Bランクの眷族相手に苦戦は免れないかと思われたが、過去に一度倒してる相手に負ける筈はなく、最後に立ってたのはトラであった。


 四天王の一人ハーレンティスをトラに任せたムーシェは、一人降下する床の上で不安に駆られていた。


(……このダンジョンを維持してるのは最後の四天王リオンで、その目的は邪王の復活だった。つまり、リオンを倒せば戦いは終わる。だけど……)

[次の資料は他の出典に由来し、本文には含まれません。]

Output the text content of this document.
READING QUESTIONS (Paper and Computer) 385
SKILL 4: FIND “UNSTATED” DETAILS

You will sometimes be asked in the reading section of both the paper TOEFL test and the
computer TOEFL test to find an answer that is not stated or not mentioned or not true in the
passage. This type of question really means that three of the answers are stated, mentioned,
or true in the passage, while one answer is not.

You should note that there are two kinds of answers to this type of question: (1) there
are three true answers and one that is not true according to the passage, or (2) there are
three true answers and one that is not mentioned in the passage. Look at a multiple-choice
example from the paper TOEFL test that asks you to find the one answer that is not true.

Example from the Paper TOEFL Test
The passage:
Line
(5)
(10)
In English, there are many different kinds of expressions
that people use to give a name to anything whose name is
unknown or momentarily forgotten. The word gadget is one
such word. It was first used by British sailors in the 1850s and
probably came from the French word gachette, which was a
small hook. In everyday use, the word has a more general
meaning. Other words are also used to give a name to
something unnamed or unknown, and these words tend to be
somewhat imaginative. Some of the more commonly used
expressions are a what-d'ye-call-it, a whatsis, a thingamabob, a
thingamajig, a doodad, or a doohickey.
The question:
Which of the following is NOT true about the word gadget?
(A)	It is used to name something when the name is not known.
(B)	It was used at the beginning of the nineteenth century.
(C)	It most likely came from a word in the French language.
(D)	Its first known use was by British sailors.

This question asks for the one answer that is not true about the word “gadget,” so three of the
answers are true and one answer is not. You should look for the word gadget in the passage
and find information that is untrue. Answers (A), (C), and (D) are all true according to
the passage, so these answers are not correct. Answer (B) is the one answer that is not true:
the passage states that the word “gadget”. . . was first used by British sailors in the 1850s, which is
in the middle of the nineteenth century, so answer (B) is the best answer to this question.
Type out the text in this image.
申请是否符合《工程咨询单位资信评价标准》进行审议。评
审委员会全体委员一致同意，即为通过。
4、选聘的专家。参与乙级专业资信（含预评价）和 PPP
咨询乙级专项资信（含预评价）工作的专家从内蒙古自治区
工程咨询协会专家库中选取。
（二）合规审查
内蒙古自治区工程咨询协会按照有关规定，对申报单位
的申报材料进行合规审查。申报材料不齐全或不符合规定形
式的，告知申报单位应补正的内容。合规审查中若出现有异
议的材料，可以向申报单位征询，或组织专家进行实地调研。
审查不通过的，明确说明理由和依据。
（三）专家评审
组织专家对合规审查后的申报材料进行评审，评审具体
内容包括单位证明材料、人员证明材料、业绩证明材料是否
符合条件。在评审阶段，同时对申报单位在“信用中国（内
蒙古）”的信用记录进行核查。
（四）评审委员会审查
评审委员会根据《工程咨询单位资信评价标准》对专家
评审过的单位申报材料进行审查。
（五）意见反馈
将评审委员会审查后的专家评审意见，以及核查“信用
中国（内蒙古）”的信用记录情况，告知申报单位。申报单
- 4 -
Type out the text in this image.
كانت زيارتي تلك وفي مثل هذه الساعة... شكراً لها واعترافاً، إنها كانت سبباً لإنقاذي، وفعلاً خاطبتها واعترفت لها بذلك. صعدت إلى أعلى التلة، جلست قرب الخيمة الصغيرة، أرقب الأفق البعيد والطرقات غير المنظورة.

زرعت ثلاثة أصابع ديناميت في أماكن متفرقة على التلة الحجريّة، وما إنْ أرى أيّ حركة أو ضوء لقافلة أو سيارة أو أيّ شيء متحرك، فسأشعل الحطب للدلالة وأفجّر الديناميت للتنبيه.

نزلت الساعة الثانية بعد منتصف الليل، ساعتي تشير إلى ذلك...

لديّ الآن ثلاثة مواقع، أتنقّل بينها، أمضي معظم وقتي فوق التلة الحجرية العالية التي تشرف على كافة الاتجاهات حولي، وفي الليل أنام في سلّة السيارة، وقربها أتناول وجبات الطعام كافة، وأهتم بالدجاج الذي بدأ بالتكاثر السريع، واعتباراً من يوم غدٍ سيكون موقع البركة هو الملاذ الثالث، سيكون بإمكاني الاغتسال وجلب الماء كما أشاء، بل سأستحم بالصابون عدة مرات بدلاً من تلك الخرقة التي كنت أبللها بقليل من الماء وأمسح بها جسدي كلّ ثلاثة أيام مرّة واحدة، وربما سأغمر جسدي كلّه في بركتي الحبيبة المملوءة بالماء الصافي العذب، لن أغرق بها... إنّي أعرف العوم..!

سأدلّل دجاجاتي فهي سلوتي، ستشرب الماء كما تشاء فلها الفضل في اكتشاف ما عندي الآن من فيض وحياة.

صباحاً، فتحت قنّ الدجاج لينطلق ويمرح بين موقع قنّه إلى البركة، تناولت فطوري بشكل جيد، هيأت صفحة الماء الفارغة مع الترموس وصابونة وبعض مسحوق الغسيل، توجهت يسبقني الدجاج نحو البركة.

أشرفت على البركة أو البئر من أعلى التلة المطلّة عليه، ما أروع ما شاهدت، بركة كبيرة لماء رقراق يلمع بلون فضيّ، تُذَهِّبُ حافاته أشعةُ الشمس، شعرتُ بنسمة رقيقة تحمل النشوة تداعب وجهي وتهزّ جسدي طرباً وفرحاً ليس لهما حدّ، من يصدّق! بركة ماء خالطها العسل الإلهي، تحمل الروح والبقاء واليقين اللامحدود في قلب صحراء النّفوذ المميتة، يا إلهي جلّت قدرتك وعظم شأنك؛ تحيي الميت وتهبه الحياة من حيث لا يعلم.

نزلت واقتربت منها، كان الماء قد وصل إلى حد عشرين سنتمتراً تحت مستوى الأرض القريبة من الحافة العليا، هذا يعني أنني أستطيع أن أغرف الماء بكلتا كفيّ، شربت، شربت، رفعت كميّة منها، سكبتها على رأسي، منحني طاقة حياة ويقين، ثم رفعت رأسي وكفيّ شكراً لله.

 リオンの強さは不明な上、ダンジョン内という完全にアウェーな場所だ。

 しかもダンジョンマスターというこの上なく厄介な存在のため苦戦は免れないだろう。


(……召喚されたのはハーレンティスだと言っていた。けれど奴は200年前に討伐されてる筈。理由は分からないけど、アレが本当にハーレンティスならば他の眷族も召喚出来るという事に――ま、まさか!?)


 ここへ来てかつてない緊張感がムーシェを支配した。思考してる最中に()()()()()に行き着いたのだ。

 そして青ざめ出すムーシェの額から生み出された一粒の汗が、頬を伝って床へと落ちる。


(……も、もしも()を召喚されたら私一人では勝てない!)


 不安に駆られるムーシェを他所に床が最下層へ到着し、コアルームへ続いてるであろう遺跡エリアの通路が出現した。


「…………」


 到着してから数秒間なおもその場に留まると、呼吸を落ち着かせて汗を拭い、心の中で祈りながら一歩一歩慎重に進み出した。

 唯一勇者ベルセレックが一緒でも敵わなかった相手。もしソイツが居るのなら逆立ちしても勝てないだろう。

 出来る事なら再戦したくはない。



「……こ、この扉は!」


 やがて通路の突き当たりに見えてきたのは、コアルームの扉――ではなくボス部屋の扉。つまり、最後の砦である。

 以前の戦いの時はルドーラが居たのだが……


(……仮にルドーラが居たとするならば、上手く翻弄すれば対処は可能だと思われる)


 血の気が多く単細胞のルドーラは力任せな行動が多く、ムーシェとの相性は良さそうだ。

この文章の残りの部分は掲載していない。